Cabral precisa descobrir o Brasil – Elio Gaspari
Sérgio Cabral foi reconduzido ao governo do Rio em 2010 com os votos de dois terços do eleitorado. Uma vitória para ninguém botar defeito. Em menos de três anos tornou-se um governador detestado. Talvez seja exagero acreditar que é o pior entre seus pares, mas pode-se ter certeza de que foi o que impôs a maior quantidade de desaforos ao seu povo. Gosta de uma viagenzinha, mas tem no colega Cid Gomes um rival. Usa o helicóptero da Viúva para levar o cão Juquinha a Mangaratiba, mas queima menos combustível que os ministros da doutora Dilma na JetFAB (1.664 solicitações em seis meses). Comparado com o comissário Alexandre Padilha, é um sedentário. O ministro da Saúde voou 110 vezes, na maioria dos casos para São Paulo. Diz bobagens, já defendeu o aborto informando que a Rocinha era “uma fábrica de produzir marginal”, mas foi um dos governadores do Estado que, com ajuda federal, mais investiu em programas de recuperação dessas comunidades. É dado a breguices: “Este é o melhor Alain Ducasse”, disse, referindo-se ao restaurante onde concluíra um repasto, em Mônaco.

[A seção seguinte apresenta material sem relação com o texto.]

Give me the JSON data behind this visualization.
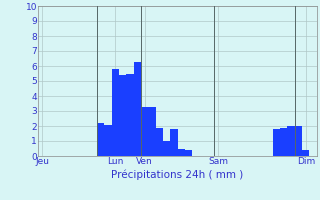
{
  "bar_values": [
    0,
    0,
    0,
    0,
    0,
    0,
    0,
    0,
    2.2,
    2.1,
    5.8,
    5.4,
    5.5,
    6.3,
    3.3,
    3.3,
    1.9,
    1.0,
    1.8,
    0.5,
    0.4,
    0,
    0,
    0,
    0,
    0,
    0,
    0,
    0,
    0,
    0,
    0,
    1.8,
    1.9,
    2.0,
    2.0,
    0.4,
    0
  ],
  "bar_color": "#1a3fff",
  "background_color": "#d8f5f5",
  "grid_color": "#b0c8c8",
  "axis_color": "#3333cc",
  "ylim": [
    0,
    10
  ],
  "yticks": [
    0,
    1,
    2,
    3,
    4,
    5,
    6,
    7,
    8,
    9,
    10
  ],
  "day_labels": [
    "Jeu",
    "Lun",
    "Ven",
    "Sam",
    "Dim"
  ],
  "day_tick_positions": [
    0.5,
    10.5,
    14.5,
    24.5,
    36.5
  ],
  "vline_positions": [
    8.0,
    14.0,
    24.0,
    35.0
  ],
  "xlabel": "Précipitations 24h ( mm )",
  "n_bars": 38,
  "figsize": [
    3.2,
    2.0
  ],
  "dpi": 100
}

Desde que o “Monstro” saiu às ruas, Cabral desafiou-o. Disse que “essas manifestações estão tendo um caráter, um ar político que não é espontâneo da população”. (Na semana passada elas tinham o apoio de 89% dessa população.) Fabricada era a passeata que seu governo organizou para apoiá-lo na disputa pelos royalties do petróleo. Tinha cercadinho VIP e pulseirinhas para celebridades.
Cabral justificou seu uso privado de helicópteros públicos dizendo que “não sou o primeiro a fazer isso no Brasil”. Esqueceu-se de dizer que não reincidirá no folguedo. Há duas semanas um carro da sua polícia atirou numa área onde havia manifestantes. Quem foi? Pfff. O prefeito de Miguel Pereira homenageou-o num evento cuja convocação dizia o seguinte aos beneficiários do programa “Renda Melhor”: “O não comparecimento poderá resultar na perda do benefício. (…) Levem seus familiares”. A prefeitura disse que foi um “equívoco”. Sua assessoria esclareceu que não sabia de nada.
No seu pior momento, Cabral informou que “nesses atos de vandalismo tem a presença de organizações internacionais. (…) Sabemos que há organizações internacionais estimulando o vandalismo e o quebra-quebra”. Em seguida criou uma comissão para apurar os atos de violência. Havia um casal que se declarou a serviço da Abin. A polícia disse que apreendeu 20 molotovs com um preso? Cadê ele? Vinte coquetéis com uma só pessoa? O único preso, com espalhafato, nada tinha a ver com a história. Salvou-se pedindo socorro à Mídia Ninja. Graças a ela e a um vídeo da TV Globo, sua inocência ficou estabelecida. Quem criou a patranha? No meio disso tudo, a PM prendeu um pedreiro na Rocinha, e ele sumiu. A polícia diz que ele desapareceu depois de ter sido liberado. Cadê o vídeo da sua saída da UPP? A câmera enguiçara na véspera.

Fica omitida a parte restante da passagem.